The single evening dress in her closet, which she wore every year to the Sodality of Mary dance at the St. Martin of Tours parish hall, was her bridesmaid’s dress from Maureen’s wedding sixteen years before. Once rose colored, it had long since been dyed black for practicality. Being a bridesmaid f
or Maureen had been one of the great experiences of her life, and her girlfriends often got her to recall the events of that memorable day. “There she was, Cora Mandell, the fanciest decorator in New York City, already an old lady, pinning up this French fabric to the inside of the tent, and, boom, she fell off the top of the ladder, twenty feet down, and she broke both her legs.”
“No, Sis!” exclaimed her friends in horror, clapping their palms together.
“As God is my witness,” said Sis, raising her right hand. “Thank heaven for my cousin Des. He was chief of staff at St. Monica’s then. He set both legs for the old woman, and the wedding went right on, and no one knew anything about it. They have a way in the family of keeping things silent and going about their business as if nothing is wrong.”
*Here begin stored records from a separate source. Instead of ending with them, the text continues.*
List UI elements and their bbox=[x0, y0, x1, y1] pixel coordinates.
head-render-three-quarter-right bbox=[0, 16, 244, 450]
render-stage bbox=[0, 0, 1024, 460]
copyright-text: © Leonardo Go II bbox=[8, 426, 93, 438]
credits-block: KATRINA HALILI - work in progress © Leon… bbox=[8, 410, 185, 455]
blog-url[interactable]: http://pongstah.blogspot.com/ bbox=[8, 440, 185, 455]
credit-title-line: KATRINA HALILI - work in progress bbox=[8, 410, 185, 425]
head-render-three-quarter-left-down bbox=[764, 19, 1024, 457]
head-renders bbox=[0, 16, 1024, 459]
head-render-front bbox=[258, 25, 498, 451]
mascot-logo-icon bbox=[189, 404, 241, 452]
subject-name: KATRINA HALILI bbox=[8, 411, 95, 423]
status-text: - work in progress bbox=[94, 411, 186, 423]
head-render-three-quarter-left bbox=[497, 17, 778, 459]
Sis had no inkling of any of the family scenes that had preceded her role of bridesmaid.
“Oh, Ma, please don’t make me have Sis Malloy as a bridesmaid,” Maureen had pleaded. “None of my friends know her, and she won’t fit in.”
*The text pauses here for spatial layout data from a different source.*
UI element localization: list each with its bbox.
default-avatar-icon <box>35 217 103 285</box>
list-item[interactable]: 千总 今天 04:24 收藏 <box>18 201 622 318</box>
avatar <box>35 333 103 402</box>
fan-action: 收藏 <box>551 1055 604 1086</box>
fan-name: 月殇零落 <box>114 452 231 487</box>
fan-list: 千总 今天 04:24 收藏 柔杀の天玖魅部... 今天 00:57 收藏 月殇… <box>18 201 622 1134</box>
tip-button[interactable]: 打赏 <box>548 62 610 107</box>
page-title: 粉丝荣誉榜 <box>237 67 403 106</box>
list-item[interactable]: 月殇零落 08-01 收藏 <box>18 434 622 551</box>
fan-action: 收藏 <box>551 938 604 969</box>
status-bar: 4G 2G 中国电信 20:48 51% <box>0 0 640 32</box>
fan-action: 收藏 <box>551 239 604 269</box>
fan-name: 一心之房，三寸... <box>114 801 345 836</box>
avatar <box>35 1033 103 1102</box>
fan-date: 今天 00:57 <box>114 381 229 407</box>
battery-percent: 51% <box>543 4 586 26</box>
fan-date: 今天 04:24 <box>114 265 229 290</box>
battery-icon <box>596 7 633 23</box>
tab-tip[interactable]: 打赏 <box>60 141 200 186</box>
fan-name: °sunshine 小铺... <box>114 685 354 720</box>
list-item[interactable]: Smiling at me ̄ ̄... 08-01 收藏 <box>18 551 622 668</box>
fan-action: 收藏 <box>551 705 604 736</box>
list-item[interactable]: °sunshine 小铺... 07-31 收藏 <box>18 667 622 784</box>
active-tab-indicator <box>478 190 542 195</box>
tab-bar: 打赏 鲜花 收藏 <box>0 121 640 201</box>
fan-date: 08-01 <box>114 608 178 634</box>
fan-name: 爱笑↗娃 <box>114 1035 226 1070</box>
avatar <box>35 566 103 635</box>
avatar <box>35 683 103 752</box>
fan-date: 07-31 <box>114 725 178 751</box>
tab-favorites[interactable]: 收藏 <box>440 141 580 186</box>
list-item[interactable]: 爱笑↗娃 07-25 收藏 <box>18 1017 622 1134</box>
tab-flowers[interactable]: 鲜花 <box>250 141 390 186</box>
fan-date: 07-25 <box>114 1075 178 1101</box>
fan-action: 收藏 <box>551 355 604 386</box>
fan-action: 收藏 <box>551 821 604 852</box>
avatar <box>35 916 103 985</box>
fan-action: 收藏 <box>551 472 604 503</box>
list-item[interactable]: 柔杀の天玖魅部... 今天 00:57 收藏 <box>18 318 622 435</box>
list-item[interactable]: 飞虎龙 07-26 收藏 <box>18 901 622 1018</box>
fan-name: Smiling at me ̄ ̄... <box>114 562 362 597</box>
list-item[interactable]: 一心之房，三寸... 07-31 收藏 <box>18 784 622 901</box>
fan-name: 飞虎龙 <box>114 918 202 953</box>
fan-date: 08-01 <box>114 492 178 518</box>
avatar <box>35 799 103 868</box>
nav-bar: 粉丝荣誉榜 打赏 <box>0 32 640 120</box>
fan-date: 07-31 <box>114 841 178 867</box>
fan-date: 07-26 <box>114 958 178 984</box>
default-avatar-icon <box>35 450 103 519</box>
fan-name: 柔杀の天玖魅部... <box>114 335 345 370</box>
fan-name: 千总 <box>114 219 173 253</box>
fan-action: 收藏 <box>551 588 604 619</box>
But Grace was firm. “She’s your first cousin. She’s your same age. And she’s going to be a bridesmaid whether you like it or not. Whatever would I say to your uncle Vinny if you didn’t have her?”
“Please, Ma,” begged Maureen. “Please, please, please. She’ll talk about Bog Meadow and priests and nuns and the butcher shop, and I won’t know where to look.”
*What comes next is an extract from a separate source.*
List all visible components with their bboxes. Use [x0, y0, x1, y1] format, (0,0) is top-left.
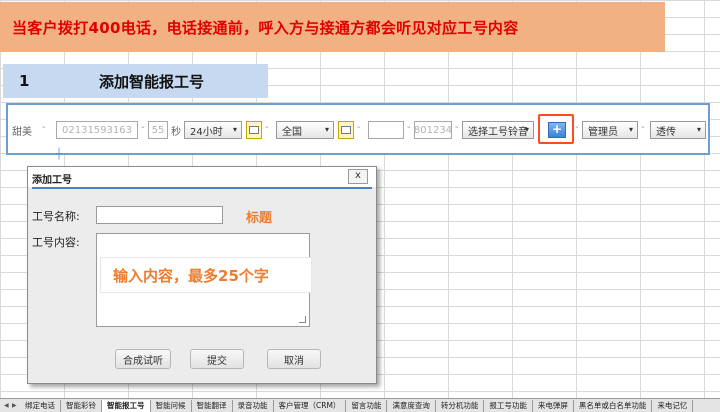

“If you’d only had three or four bridesmaids, it would have been fine not to have her, but you’re the one who insisted on ten, Maureen. Besides, she sent you a lovely silver tray.”
“Silver-plated,” snapped Maureen.
“Even so, it was very nice of her,” replied Grace.
Sis, who got hives when she was nervous, was covered with red blotches on her face, neck, and arms, and her bouquet of white orchids shook perceptibly in her hands as she walked down the aisle, paired with Claire Rafferty, but no one noticed her discomfort; she was not one of the ones stared at that day.